Кто распустил слухи, что это именно Арман убивал, и зачем, было непонятно, но постепенно в эту глупость поверили все, даже дозорные и старшой. И Арман начал чуять вокруг удушающий страх вперемешку с ненавистью. Люди боялись к нему подходить, с ним говорить, боялись лишний раз показываться ему на глаза. Боялись вызвать и его гнев, ведь как нарочно… стоило Арману на кого-то осерчать, как потом этого кого-то находили в лесу с перегрызенным горлом.
И люди боялись. А что Арман мог поделать? Убить за страх? Наказать за глупость? Не пить зелья, которое приносил каждое утро Люк? И которое становилось все крепче? Настолько крепким, что в животе мутило, и весь день Арман ходил как пришибленный, а на тренировках едва держал в руках меч. Но учитель молчал. Не выказывал недовольства. Не пытался наказать… тоже боялся. И Арман перестал ходить на тренировочный двор. И на уроки перестал. Зачем? Никто все равно и слова в упрек сказать не решался. Даже доложить опекуну не решались. А видеть их постные рожи, читать страх в их душах, Арман уже давно устал.

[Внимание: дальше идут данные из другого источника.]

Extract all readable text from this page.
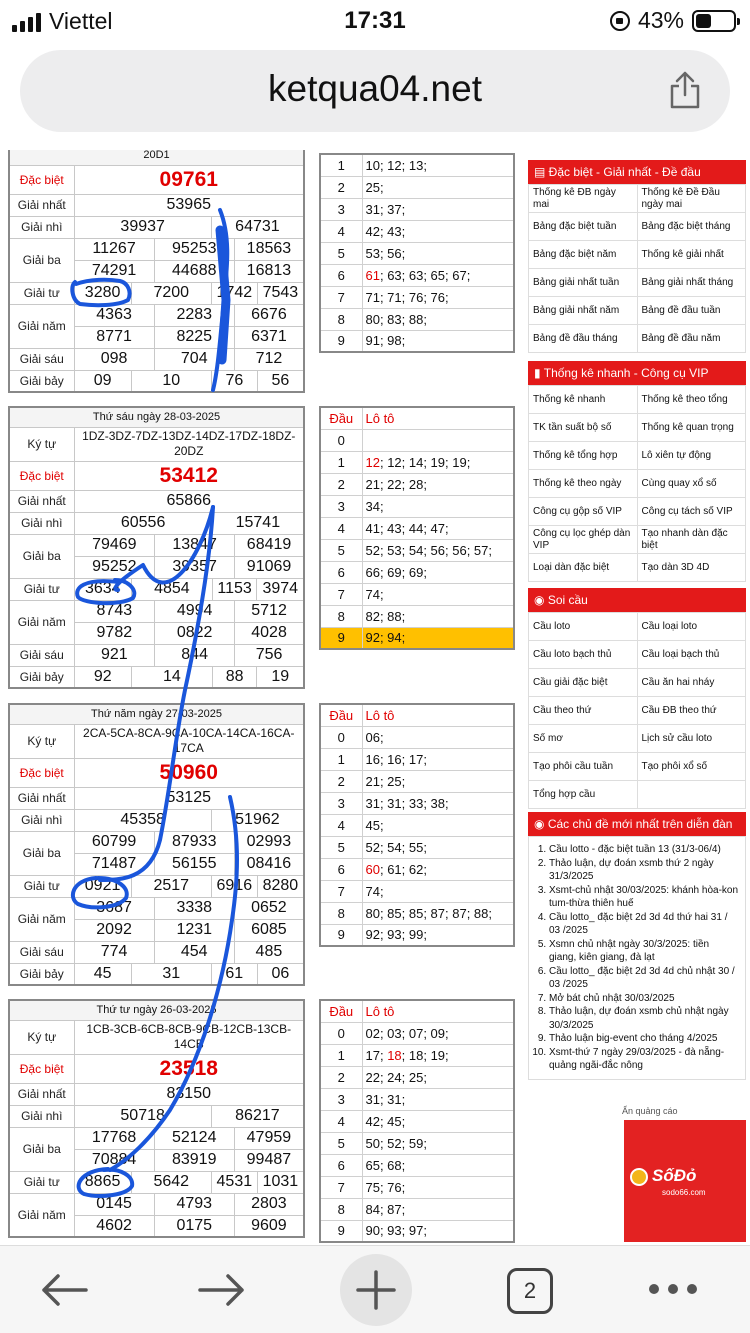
Viettel	17:31	43%
ketqua04.net
20D1						
Đặc biệt	09761					
Giải nhất	53965					
Giải nhì	39937			64731		
Giải ba	11267		95253		18563	
	74291		44688		16813	
Giải tư	3280	7200		1742		7543
Giải năm	4363		2283		6676	
	8771		8225		6371	
Giải sáu	098		704		712	
Giải bảy	09	10		76		56
1	10; 12; 13;
2	25;
3	31; 37;
4	42; 43;
5	53; 56;
6	61; 63; 63; 65; 67;
7	71; 71; 76; 76;
8	80; 83; 88;
9	91; 98;
Thứ sáu ngày 28-03-2025						
Ký tự	1DZ-3DZ-7DZ-13DZ-14DZ-17DZ-18DZ-20DZ					
Đặc biệt	53412					
Giải nhất	65866					
Giải nhì	60556			15741		
Giải ba	79469		13847		68419	
	95252		39357		91069	
Giải tư	3634	4854		1153		3974
Giải năm	8743		4994		5712	
	9782		0822		4028	
Giải sáu	921		844		756	
Giải bảy	92	14		88		19
Đầu	Lô tô
0	
1	12; 12; 14; 19; 19;
2	21; 22; 28;
3	34;
4	41; 43; 44; 47;
5	52; 53; 54; 56; 56; 57;
6	66; 69; 69;
7	74;
8	82; 88;
9	92; 94;
Thứ năm ngày 27-03-2025						
Ký tự	2CA-5CA-8CA-9CA-10CA-14CA-16CA-17CA					
Đặc biệt	50960					
Giải nhất	53125					
Giải nhì	45358			51962		
Giải ba	60799		87933		02993	
	71487		56155		08416	
Giải tư	0921	2517		6916		8280
Giải năm	3687		3338		0652	
	2092		1231		6085	
Giải sáu	774		454		485	
Giải bảy	45	31		61		06
Đầu	Lô tô
0	06;
1	16; 16; 17;
2	21; 25;
3	31; 31; 33; 38;
4	45;
5	52; 54; 55;
6	60; 61; 62;
7	74;
8	80; 85; 85; 87; 87; 88;
9	92; 93; 99;
Thứ tư ngày 26-03-2025						
Ký tự	1CB-3CB-6CB-8CB-9CB-12CB-13CB-14CB					
Đặc biệt	23518					
Giải nhất	83150					
Giải nhì	50718			86217		
Giải ba	17768		52124		47959	
	70884		83919		99487	
Giải tư	8865	5642		4531		1031
Giải năm	0145		4793		2803	
	4602		0175		9609	
Đầu	Lô tô
0	02; 03; 07; 09;
1	17; 18; 18; 19;
2	22; 24; 25;
3	31; 31;
4	42; 45;
5	50; 52; 59;
6	65; 68;
7	75; 76;
8	84; 87;
9	90; 93; 97;
▤ Đặc biệt - Giải nhất - Đề đầu
Thống kê ĐB ngày mai	Thống kê Đề Đầu ngày mai
Bảng đặc biệt tuần	Bảng đặc biệt tháng
Bảng đặc biệt năm	Thống kê giải nhất
Bảng giải nhất tuần	Bảng giải nhất tháng
Bảng giải nhất năm	Bảng đề đầu tuần
Bảng đề đầu tháng	Bảng đề đầu năm
▮ Thống kê nhanh - Công cụ VIP
Thống kê nhanh	Thống kê theo tổng
TK tần suất bộ số	Thống kê quan trọng
Thống kê tổng hợp	Lô xiên tự động
Thống kê theo ngày	Cùng quay xổ số
Công cụ gộp số VIP	Công cụ tách số VIP
Công cụ lọc ghép dàn VIP	Tạo nhanh dàn đặc biệt
Loại dàn đặc biệt	Tạo dàn 3D 4D
◉ Soi cầu
Cầu loto	Cầu loại loto
Cầu loto bạch thủ	Cầu loại bạch thủ
Cầu giải đặc biệt	Cầu ăn hai nháy
Cầu theo thứ	Cầu ĐB theo thứ
Số mơ	Lịch sử cầu loto
Tạo phôi cầu tuần	Tạo phôi xổ số
Tổng hợp cầu	
◉ Các chủ đề mới nhất trên diễn đàn
1. Cầu lotto - đặc biệt tuần 13 (31/3-06/4)
2. Thảo luận, dự đoán xsmb thứ 2 ngày 31/3/2025
3. Xsmt-chủ nhật 30/03/2025: khánh hòa-kon tum-thừa thiên huế
4. Cầu lotto_ đặc biệt 2d 3d 4d thứ hai 31 / 03 /2025
5. Xsmn chủ nhật ngày 30/3/2025: tiền giang, kiên giang, đà lạt
6. Cầu lotto_ đặc biệt 2d 3d 4d chủ nhật 30 / 03 /2025
7. Mở bát chủ nhật 30/03/2025
8. Thảo luận, dự đoán xsmb chủ nhật ngày 30/3/2025
9. Thảo luận big-event cho tháng 4/2025
10. Xsmt-thứ 7 ngày 29/03/2025 - đà nẵng-quảng ngãi-đắc nông
Ẩn quảng cáo
SốĐỏ
sodo66.com
2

Он черпал силу лишь в письмах Лиина, в теплых словах рожанина, в его уверенности, что Арман не виноват. А еще в мягком любящем взгляде Ады. И когда Арман не выдерживал, когда рвалась наружу его звериная сущность, он приходил к няне, опускался на ковер у ее ног и смотрел в огонь, пока она молча сидела за шитьем.
Едва слышно шуршала ткань, расцветали на белоснежном шелке серебряные знаки рода и все переживания казались глупыми и неважными. И няня начинала говорить… успокаивать. И что скоро, уже летом, Арману исполнится пятнадцать, и что после торжества его увезут в столицу. И что в столице люди умнее и гораздо реже верят наговорам.

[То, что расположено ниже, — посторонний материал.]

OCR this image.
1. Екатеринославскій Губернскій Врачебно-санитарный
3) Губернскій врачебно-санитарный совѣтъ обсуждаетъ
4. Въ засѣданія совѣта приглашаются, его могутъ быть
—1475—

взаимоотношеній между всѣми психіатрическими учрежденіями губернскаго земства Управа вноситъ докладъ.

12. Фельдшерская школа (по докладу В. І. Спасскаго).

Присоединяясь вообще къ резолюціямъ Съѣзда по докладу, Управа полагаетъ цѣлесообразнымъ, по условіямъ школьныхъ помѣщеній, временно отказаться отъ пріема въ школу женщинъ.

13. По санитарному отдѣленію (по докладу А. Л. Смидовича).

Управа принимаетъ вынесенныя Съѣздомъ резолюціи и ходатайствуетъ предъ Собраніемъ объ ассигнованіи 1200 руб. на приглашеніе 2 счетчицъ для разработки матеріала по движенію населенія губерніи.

А потом растекалось по мышцам мягкое тепло и огонь вспыхивал вдруг ярче. И ткань, на которой вышивала Ада, расплывалась перед глазами. А Арман вдруг начинал видеть лучше, слышать острее, чувствовать ярче. И уже не в облике человека, зверя, ластился к ладоням няни, выпрыгивал через окно и до самого рассвета несся по лесу.
Он знал, что не убивал. Он помнил теперь каждое мгновение, проведенное в облике зверя, каждое биение сердца, каждый прыжок, разбивавший луну в водной глади. Он несся по высокой траве и слизывал капельки росы с усов, а потом долго сидел у обрыва и смотрел, как светлело небо над неровной кромкой соснового леса.
Возвращался он перед самым пробуждением слуг, впрыгивал в окно, тяжело дыша, вновь тыкался носом в ладони няни, и, превратившись в человека, сладко засыпал в ее объятиях, чтобы через пару часов проснуться обновленным. Спокойным. Способным с гордо выпрямленной спиной проходить по коридорам и не замечать ужаса в душах рожан. И даже улыбаться искренне, когда раздавались сзади поспешные шаги и детские руки обнимали его со спины, а на тонком, еще пухловатом запястье поблескивала нитка янтаря.
— Перестань, Аланна, — каждый раз говорил Арман и каждый раз знал, что она не послушает. И опять встревожит душу своим молчанием.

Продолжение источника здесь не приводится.